Não obstante, torna-se clara a vontade de atualização de conceitos e de estruturas do pensamento (apesar da extensão do documento) que, na minha perspetiva definem e concretizam as duas seguintes “ideias-chave”.
A segunda “grande” evidência do documento é a primazia (concreta) ao “Brincar”. Assumindo-a como “a atividade natural da criança e a sua forma holística de aprender” (p.12), destaca-se da anterior versão ao tornar explícito um conjunto enorme de evidências desta fundamentação pedagógica, quer seja ao longo da apresentação do modelo/paradigma inerente ao documento, quer seja na apresentação de sugestões concretas de desenvolvimento de atividades. Desta enumeração, decorre a caracterização de algumas práticas que, ao longo dos anos foram experimentadas e mantidas, nas quais a utilização do “brincar” surge valorada como “entretenimento”, em detrimento do reforço (agora feito) da “aprendizagem e desenvolvimento caracterizada pelo elevado envolvimento da criança” (idem).
Por fim (e para mim talvez o mais importante!), a mudança efetiva do paradigma de Avaliação em Educação de Infância.
Talvez possa não ser tão claro numa leitura escorreita e rápida, ou mesmo na forma “leve” como tem vindo a ser lida (e comentada em público), mas neste âmbito surgem diversas questões estruturantes que não podem ser deixadas de ter em conta e devidamente refletidas e partilhadas.
Ao reforçar e valorizar o envolvimento dos pares e do contexto (nada que não fizesse antes, mas que agora reforça determinantemente) e ao enfocar a ideia de “avaliação para a ação” e da “avaliação para a aprendizagem”, vem, no meu entender, apontar as baterias para as práticas organizativas, classificativas e discriminativas que temos usado nos nossos procedimentos de avaliação.

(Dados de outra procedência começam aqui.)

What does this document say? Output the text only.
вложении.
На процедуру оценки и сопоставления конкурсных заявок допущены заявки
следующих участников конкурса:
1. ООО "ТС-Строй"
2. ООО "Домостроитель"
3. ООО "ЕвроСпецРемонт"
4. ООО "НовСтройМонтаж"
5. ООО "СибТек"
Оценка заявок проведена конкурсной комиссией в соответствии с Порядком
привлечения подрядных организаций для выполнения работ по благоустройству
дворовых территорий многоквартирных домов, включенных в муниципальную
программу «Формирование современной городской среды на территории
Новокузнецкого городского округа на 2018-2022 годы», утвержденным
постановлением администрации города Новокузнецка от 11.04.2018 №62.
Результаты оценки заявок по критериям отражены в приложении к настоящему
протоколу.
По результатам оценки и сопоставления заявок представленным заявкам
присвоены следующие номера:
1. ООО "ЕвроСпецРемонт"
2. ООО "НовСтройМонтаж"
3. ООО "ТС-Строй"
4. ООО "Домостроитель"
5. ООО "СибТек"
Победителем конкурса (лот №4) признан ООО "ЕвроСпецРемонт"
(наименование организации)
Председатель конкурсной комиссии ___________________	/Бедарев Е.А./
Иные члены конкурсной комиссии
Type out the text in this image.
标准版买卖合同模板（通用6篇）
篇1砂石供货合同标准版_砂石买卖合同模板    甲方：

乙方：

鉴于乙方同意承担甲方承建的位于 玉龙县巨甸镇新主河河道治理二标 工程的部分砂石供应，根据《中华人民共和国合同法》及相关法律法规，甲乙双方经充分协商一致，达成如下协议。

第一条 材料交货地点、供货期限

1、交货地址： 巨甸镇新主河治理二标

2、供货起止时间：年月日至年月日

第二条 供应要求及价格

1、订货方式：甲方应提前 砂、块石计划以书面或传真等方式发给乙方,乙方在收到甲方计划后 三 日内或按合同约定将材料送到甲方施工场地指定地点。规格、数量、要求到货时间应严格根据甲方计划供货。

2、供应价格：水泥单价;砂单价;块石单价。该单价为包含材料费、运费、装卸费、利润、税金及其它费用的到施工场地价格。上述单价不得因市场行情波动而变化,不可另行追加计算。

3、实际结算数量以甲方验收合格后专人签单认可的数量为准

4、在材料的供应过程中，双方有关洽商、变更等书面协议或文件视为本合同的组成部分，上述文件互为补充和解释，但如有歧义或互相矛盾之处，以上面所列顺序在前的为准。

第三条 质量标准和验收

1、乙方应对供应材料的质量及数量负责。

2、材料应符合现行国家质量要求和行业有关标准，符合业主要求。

Ao clarificar que “(…) aprendizagem e o desenvolvimento não devem ser aferidas por objetivos ou metas previamente definidas” (p. 20) ou considerando que “a educação pré-escolar não envolve nem classificação da aprendizagem da criança nem o juízo de valor sobre a sua maneira de ser” (p. 20), a proposta/modelo de avaliação implícita faz uma forte crítica às fichas, grelhas e demais instrumentos de registo de avaliação que temos utilizado e que nos tornam reféns de ordenações e, sobretudo, de análises comparativas.
Fazendo uma “ligação direta” aos métodos de análise avaliativa que são tão comuns nos nossos grupos de docência (e esta é uma análise minha!), as escalas de Likert (por exemplo, quando usamos as expressões “adquirido”, não adquirido”, “não observado”…) são, por definição, instrumentos de classificação (ver Cohen, L., Manion, L., & Morrison, K. (2000). Research methods in education (5th ed.). New York: Routledge. (pp. 253-255).
Logo, mesmo que possamos “construir” um conjunto de “critérios” (critério: do grego kritérion pelo latim critério - é um padrão que serve de base para que coisas e pessoas possam ser comparadas e julgadas) que nos pareçam o mais “abertos” possível, incorremos logo no “erro” (segundo o paradigma avaliativo apresentado nas OCEPE) de, inconscientemente, estarmos a produzir “classificação” e “juízo de valor”.
Ora, nesta leitura, torna-se evidente que, por mais que nos possa parecer que a novas “orientações” nos trazem “poucas” mudanças (principalmente a quem não as leu ou as leu apenas “por alto”, o que é certo é que, provavelmente, estamos perante uma das maiores mudanças (em termos de “princípios educativos”) de que há memória por aqui.
E se eu quiser ser ainda mais “provocador”, ficaremos ao nível daquilo que a Finlândia tem vindo a “vender”, como modelo educativo de excelência.
Mas isto é apenas a minha leitura.
Vamos ler e comentar?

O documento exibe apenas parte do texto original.